December turns in last ho-hum BLS report from Obama Administration.

Similar to earlier months in 2016, health care was strong, plus 43,000, with 20,000 of those jobs in ambulatory services. Predictably during the Christmas season, food and beverage jobs additions were strong, plus 30,000. Social assistance jobs were also a big December winner, plus 20,000. Manufacturing, a better paying sector, was plus 17,000 for December, but down overall by 63,000 for 2016. In all, December’s BLS is a microcosm of earlier cold oatmeal served up in job reports during the Obama administration.

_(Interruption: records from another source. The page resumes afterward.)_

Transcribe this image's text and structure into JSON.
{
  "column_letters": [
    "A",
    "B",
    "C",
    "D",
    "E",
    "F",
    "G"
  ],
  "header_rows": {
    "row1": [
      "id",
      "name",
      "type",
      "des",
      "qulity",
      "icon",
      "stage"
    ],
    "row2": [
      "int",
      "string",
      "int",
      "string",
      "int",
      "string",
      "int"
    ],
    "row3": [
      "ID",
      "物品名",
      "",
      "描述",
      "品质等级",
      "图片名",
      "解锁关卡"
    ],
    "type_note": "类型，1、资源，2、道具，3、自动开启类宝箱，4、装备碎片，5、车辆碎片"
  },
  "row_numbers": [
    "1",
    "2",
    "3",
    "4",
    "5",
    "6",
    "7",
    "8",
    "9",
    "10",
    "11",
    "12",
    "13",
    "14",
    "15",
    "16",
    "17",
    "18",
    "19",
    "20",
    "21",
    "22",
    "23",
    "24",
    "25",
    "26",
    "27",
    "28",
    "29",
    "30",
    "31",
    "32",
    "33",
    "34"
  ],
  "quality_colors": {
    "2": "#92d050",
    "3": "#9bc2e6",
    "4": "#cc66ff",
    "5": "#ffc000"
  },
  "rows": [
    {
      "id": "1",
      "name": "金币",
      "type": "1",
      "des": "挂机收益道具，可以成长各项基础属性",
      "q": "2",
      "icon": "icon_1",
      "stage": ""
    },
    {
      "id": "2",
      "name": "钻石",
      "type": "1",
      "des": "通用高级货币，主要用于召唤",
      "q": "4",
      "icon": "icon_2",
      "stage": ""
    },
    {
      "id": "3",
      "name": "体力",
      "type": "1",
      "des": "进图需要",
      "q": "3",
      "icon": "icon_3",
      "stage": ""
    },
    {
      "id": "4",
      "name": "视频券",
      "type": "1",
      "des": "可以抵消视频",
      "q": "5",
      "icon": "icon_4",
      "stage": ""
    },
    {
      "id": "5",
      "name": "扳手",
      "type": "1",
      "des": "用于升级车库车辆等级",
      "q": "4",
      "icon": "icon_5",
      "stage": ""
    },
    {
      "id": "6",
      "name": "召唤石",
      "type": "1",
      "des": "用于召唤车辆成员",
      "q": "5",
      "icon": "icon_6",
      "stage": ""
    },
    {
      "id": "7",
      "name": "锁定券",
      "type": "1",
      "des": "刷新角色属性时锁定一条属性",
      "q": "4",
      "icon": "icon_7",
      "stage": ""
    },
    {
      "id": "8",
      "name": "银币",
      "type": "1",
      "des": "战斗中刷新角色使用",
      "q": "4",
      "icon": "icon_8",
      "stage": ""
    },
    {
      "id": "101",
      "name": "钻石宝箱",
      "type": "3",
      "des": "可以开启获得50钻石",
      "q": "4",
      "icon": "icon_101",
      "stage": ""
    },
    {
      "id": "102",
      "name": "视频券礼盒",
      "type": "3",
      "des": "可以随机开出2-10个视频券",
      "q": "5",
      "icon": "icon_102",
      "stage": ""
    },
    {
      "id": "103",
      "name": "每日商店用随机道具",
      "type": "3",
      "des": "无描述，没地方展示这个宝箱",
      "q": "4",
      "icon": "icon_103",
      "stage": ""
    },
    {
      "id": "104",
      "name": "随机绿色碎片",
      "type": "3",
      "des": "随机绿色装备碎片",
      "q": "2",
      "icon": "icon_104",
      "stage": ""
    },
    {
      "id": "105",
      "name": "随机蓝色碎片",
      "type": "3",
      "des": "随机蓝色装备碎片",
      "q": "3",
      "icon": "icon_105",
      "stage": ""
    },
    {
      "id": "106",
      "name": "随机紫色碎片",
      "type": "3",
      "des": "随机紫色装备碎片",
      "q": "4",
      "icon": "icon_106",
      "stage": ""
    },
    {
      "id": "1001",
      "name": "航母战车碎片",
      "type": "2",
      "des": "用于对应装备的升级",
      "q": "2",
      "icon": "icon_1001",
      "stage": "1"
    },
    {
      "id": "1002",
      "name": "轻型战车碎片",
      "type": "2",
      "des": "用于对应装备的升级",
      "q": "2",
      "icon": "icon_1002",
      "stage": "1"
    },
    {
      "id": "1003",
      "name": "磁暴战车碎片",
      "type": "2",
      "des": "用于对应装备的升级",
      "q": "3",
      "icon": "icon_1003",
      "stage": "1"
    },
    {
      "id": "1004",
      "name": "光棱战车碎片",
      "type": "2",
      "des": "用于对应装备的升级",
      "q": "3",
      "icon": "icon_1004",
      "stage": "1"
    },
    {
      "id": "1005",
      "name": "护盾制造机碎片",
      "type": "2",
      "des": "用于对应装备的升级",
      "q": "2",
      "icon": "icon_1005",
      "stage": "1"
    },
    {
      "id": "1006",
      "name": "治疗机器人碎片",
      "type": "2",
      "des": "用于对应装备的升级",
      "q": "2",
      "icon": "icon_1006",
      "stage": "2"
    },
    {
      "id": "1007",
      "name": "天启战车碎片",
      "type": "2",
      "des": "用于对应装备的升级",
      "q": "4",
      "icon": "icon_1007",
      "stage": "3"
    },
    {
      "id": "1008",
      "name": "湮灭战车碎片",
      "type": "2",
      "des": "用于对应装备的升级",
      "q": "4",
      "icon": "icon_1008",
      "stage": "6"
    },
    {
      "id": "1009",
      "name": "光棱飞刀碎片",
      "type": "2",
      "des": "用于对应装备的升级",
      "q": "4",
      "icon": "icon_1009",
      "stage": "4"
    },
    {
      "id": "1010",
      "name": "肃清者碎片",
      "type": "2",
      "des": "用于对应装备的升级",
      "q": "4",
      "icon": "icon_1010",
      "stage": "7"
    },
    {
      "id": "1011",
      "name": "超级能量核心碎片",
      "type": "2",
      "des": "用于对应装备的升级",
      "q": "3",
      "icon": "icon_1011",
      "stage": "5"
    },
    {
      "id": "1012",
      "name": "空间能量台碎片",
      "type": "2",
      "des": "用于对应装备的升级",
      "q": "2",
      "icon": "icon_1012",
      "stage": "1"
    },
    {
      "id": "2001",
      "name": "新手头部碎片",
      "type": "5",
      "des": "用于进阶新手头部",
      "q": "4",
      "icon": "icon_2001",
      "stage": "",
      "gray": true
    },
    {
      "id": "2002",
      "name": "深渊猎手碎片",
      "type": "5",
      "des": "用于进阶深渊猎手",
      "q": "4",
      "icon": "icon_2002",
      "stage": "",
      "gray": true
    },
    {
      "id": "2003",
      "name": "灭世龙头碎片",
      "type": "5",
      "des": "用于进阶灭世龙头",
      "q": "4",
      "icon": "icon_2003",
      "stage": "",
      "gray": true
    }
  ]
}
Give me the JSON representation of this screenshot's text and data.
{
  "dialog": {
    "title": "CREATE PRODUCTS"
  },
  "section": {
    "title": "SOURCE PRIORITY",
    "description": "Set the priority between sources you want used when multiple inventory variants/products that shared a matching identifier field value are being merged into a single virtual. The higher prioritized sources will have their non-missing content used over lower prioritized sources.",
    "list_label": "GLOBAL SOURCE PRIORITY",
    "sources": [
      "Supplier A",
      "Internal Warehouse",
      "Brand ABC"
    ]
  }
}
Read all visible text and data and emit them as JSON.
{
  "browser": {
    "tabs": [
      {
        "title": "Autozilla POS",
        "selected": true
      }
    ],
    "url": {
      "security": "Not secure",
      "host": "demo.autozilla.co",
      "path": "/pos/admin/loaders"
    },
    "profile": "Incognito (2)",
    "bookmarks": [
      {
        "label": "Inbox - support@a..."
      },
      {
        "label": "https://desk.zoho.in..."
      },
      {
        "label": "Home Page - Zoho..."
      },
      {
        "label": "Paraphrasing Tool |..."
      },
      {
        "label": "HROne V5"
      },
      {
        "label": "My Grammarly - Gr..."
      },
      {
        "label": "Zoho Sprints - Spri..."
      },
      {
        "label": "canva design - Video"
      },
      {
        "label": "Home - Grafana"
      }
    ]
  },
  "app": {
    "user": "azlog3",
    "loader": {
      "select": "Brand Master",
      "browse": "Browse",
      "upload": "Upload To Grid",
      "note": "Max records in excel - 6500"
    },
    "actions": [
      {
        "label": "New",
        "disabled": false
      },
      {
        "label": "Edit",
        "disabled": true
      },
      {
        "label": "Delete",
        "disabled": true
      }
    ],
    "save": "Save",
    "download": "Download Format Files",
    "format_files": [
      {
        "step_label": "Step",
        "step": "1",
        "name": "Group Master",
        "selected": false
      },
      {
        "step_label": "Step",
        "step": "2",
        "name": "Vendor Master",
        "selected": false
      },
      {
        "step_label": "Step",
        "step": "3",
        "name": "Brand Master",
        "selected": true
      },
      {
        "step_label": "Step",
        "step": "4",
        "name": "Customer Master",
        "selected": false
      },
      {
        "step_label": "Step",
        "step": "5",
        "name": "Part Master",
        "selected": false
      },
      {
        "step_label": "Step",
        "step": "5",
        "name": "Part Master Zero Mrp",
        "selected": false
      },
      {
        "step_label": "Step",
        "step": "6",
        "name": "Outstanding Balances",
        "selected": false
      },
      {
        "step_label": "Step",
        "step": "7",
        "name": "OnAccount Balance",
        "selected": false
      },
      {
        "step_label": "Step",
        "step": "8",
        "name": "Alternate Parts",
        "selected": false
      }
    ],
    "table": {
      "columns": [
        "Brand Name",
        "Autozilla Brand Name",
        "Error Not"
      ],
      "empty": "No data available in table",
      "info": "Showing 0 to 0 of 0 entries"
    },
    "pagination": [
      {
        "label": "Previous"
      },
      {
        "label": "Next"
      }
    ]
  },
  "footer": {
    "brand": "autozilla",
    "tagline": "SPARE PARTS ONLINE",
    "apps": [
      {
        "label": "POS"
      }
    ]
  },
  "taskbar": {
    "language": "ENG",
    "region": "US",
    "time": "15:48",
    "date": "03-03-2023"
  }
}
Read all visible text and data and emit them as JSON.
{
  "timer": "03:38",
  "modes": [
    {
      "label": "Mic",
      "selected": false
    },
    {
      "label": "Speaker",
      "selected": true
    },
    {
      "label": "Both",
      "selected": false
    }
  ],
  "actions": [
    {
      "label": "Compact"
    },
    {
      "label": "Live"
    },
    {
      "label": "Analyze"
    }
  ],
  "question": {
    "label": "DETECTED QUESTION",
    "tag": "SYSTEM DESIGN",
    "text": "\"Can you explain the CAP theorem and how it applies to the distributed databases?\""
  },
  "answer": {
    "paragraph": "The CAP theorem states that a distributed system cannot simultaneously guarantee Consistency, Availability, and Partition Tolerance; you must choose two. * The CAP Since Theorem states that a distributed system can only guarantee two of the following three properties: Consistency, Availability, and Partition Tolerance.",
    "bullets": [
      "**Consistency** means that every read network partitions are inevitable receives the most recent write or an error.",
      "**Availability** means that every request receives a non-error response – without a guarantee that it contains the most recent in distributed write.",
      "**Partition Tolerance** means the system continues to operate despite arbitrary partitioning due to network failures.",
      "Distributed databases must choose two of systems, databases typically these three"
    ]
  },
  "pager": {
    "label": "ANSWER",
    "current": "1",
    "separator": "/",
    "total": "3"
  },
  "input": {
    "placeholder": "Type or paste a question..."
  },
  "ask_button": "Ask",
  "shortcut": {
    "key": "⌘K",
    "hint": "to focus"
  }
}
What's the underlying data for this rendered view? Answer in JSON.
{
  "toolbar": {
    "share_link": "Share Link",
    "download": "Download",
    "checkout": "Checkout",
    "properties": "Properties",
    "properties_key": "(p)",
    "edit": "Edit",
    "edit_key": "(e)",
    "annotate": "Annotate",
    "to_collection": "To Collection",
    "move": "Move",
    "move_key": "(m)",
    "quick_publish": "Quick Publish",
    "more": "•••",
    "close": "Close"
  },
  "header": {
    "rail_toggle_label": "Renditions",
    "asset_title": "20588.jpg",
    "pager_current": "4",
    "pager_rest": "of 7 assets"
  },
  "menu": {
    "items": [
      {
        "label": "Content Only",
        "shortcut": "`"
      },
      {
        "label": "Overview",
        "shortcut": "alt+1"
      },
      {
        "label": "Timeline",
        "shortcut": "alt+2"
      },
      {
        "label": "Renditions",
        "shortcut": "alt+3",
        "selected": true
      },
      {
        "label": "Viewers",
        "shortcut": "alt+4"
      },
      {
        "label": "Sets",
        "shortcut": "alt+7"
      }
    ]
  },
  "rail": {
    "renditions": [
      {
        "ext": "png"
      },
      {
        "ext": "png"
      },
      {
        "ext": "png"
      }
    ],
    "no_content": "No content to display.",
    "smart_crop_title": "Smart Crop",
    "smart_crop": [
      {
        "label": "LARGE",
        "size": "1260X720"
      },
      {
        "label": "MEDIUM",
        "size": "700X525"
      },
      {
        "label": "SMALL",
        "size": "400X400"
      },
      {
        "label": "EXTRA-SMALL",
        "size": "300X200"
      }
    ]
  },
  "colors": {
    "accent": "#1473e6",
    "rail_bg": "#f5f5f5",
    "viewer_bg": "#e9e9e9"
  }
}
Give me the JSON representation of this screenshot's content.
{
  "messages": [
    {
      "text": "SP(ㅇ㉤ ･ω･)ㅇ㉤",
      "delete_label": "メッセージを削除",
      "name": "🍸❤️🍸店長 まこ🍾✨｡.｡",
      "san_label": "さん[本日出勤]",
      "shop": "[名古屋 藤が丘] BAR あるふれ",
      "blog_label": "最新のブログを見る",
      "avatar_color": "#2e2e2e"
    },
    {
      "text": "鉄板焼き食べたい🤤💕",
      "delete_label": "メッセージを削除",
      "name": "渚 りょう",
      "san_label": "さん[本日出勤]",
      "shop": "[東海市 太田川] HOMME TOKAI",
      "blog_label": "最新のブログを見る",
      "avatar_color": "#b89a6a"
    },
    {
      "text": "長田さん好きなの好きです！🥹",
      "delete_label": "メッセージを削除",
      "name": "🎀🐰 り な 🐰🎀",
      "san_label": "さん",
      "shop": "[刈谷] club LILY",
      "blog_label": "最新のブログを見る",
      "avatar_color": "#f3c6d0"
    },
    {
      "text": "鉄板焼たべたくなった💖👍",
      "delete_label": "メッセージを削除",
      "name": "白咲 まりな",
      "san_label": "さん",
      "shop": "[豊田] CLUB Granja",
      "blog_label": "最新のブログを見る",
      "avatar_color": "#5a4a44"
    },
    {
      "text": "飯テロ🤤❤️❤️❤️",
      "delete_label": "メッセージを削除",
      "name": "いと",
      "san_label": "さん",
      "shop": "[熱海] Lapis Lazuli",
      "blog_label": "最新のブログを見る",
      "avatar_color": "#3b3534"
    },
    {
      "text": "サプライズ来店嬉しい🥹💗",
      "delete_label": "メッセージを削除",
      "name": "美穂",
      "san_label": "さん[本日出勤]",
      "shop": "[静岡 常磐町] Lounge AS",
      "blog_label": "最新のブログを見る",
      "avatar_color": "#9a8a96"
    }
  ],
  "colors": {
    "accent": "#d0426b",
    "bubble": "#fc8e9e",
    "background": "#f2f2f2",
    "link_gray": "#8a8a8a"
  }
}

The situation is looking up though if President-elect Trump keeps his promise to bring jobs back to America. The approach that’s been communicated from the incoming administration is two-fold. First, reduce immigration. Second, pressure American companies to keep manufacturing in the United States.

The Pew Research Center estimates that about 8.3 million illegal immigrants hold jobs, many that Americans would eagerly do in construction, manufacturing and the service industry. Legal immigrants are employment-authorized, and adding them to the labor pool at an average of about 1 million annually hurts Americans.

Trump is increasingly aggressive about jawboning American manufacturers to stay in the U.S. Just a day before the December BLS report, Stanley Black and Decker announced that it would open a $35 million plant in the U.S. to “re-Americanize” its Craftsman tool brand. Trump’s pledge to heavily tax products made outside the U.S. before they could enter the country convinced the General Motors’ Chief Executive Officer and many others that the President-elect is serious about making America great again.

“Make in U.S.A. or pay big border tax,” a Trump tweet, is a message that economists and businesses expect to hear over and again during 2017.